Furthermore, buffer headers can be linked and delinked from hash buckets dynamically.

Here is a simple algorithm to access a buffer (I had to deliberately cut out so as not to deviate too much from our primary discussion):


1. Hash the data block address (DBAs: a combination of tablespace, file_id and block_id) to find hash bucket.
2. Get the latch protecting the hash bucket.
3. If success, 
walk the hash chain (hash bucket), 
reading buffer headers (shared pool) to see if a specific version of the block is already in the chain.
    If found, access the buffer in buffer cache, with protection of buffer pin/unpin actions.





If not found, 
then find a free buffer in buffer cache, 
unlink the buffer header for that buffer from its current chain, 
link that buffer header with this hash chain, 
release the latch and read block in to that free buffer in buffer cache with buffer header pinned.







4. If not success, spin for spin_count times and go to step 2. If that latch was not got with spinning, then sleep (with exponentially increasing sleep time with an upper bound), wakeup, and go to step 2.

Obviously, latches are playing crucial role in controlling access to critical resources such as the hash chain. My point is that repeated access to a few buffers can increase latch activity.
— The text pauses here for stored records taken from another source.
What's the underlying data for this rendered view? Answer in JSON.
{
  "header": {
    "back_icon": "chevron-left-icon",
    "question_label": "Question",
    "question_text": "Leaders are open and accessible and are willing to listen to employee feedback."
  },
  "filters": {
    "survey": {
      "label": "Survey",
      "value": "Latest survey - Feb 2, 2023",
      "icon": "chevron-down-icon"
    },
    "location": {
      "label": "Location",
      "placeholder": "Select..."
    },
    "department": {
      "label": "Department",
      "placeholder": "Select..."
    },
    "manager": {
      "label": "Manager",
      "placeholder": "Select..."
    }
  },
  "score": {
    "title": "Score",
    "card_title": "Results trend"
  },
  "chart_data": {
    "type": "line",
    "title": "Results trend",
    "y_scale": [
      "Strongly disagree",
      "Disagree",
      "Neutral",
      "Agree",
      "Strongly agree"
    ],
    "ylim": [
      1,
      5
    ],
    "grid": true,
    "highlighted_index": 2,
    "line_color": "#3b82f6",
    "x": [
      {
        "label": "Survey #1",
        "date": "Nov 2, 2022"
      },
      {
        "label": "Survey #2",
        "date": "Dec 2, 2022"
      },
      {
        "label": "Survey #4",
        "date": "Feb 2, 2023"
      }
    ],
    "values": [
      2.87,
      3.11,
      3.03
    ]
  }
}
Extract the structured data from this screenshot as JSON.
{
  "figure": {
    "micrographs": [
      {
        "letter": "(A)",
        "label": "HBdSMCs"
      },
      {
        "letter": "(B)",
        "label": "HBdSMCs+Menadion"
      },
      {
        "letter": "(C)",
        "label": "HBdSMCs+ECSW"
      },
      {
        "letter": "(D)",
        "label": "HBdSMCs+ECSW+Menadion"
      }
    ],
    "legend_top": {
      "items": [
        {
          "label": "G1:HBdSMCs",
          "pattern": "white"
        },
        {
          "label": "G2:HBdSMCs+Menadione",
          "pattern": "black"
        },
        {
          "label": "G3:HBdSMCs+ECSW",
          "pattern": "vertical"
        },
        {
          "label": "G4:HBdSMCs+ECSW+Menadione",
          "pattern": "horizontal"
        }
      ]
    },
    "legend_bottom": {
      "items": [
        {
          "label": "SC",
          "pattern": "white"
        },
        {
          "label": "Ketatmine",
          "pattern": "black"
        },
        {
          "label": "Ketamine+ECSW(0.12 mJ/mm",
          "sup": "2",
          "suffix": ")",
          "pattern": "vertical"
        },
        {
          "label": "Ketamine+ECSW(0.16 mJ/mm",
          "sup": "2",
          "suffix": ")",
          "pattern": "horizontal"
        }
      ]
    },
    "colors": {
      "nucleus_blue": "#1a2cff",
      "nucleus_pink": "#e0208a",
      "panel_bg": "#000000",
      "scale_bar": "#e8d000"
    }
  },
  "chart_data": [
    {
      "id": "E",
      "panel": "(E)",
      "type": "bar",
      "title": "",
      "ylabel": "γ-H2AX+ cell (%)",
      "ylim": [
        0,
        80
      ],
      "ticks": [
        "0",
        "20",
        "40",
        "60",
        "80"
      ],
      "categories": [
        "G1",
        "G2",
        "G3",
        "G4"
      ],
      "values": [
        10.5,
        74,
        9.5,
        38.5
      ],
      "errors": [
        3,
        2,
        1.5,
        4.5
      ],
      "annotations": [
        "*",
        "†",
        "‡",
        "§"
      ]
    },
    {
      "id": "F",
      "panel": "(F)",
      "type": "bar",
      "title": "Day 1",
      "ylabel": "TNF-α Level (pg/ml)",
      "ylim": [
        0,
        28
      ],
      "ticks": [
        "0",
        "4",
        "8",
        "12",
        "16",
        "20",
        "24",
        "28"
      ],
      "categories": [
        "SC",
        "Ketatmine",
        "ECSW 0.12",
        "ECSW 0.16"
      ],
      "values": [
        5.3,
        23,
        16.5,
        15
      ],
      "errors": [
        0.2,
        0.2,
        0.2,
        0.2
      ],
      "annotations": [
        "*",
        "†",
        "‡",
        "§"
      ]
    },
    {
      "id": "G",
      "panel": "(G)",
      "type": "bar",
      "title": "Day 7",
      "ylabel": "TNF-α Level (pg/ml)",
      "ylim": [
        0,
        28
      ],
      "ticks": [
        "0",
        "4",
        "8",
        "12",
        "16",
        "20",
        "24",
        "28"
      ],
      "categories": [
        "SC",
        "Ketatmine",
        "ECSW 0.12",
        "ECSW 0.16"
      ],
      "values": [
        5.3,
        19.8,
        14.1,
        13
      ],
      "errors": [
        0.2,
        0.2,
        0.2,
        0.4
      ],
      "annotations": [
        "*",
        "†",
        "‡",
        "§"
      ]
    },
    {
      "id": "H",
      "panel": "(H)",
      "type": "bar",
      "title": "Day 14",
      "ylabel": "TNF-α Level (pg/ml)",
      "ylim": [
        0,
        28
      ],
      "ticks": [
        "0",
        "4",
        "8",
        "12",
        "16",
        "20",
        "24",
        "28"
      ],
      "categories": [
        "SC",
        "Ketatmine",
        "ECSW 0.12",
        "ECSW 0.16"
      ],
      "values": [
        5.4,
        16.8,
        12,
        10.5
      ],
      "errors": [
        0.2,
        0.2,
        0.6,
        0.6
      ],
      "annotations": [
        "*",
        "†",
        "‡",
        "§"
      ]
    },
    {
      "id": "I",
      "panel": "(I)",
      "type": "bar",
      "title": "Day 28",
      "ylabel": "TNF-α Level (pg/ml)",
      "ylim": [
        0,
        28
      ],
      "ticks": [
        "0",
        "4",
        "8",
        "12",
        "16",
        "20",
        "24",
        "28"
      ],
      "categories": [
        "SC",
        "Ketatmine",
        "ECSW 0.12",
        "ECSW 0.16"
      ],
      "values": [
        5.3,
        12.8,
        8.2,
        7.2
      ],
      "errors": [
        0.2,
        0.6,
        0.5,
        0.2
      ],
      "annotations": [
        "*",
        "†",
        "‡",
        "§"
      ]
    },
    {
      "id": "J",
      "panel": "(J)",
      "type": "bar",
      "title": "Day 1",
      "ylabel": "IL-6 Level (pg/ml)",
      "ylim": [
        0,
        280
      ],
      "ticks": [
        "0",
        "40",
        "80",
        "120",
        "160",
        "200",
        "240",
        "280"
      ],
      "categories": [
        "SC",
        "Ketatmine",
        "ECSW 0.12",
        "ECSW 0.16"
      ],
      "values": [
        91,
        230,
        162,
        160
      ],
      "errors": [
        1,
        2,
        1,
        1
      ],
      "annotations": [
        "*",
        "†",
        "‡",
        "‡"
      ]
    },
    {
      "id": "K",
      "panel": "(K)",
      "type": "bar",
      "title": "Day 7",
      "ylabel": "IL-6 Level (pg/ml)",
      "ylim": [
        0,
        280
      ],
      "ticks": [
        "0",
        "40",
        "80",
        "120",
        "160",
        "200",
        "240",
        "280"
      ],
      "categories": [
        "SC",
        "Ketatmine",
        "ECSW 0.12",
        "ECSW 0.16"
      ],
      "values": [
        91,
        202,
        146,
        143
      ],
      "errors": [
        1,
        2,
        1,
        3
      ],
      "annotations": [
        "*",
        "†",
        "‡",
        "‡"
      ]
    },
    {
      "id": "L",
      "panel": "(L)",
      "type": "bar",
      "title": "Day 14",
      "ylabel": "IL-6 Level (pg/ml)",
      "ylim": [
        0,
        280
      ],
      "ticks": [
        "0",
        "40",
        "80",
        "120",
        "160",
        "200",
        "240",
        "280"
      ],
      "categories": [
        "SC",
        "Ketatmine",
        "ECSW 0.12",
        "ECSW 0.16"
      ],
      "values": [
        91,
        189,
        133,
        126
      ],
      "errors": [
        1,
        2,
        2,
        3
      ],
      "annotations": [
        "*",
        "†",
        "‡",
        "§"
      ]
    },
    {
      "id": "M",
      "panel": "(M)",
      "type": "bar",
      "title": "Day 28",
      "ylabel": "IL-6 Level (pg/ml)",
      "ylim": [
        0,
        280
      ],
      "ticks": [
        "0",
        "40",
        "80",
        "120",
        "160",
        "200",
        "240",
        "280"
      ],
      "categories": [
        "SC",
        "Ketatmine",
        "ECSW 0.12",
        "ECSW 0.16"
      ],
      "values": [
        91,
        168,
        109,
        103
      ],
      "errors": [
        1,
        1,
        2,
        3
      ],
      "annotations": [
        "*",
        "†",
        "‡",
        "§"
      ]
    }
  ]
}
There are many CBC latch children. The parameter _db_block_hash_latches controls the number of latches and is derived from the buffer cache size. Furthermore, in Oracle 10g, shareable latches are used; and inspecting a hash chain necessitates acquiring latches in shared mode, which is compatible with other shared-mode operations. Note that these undocumented parameters are usually sufficient, and changes to these parameters must get approval from Oracle support.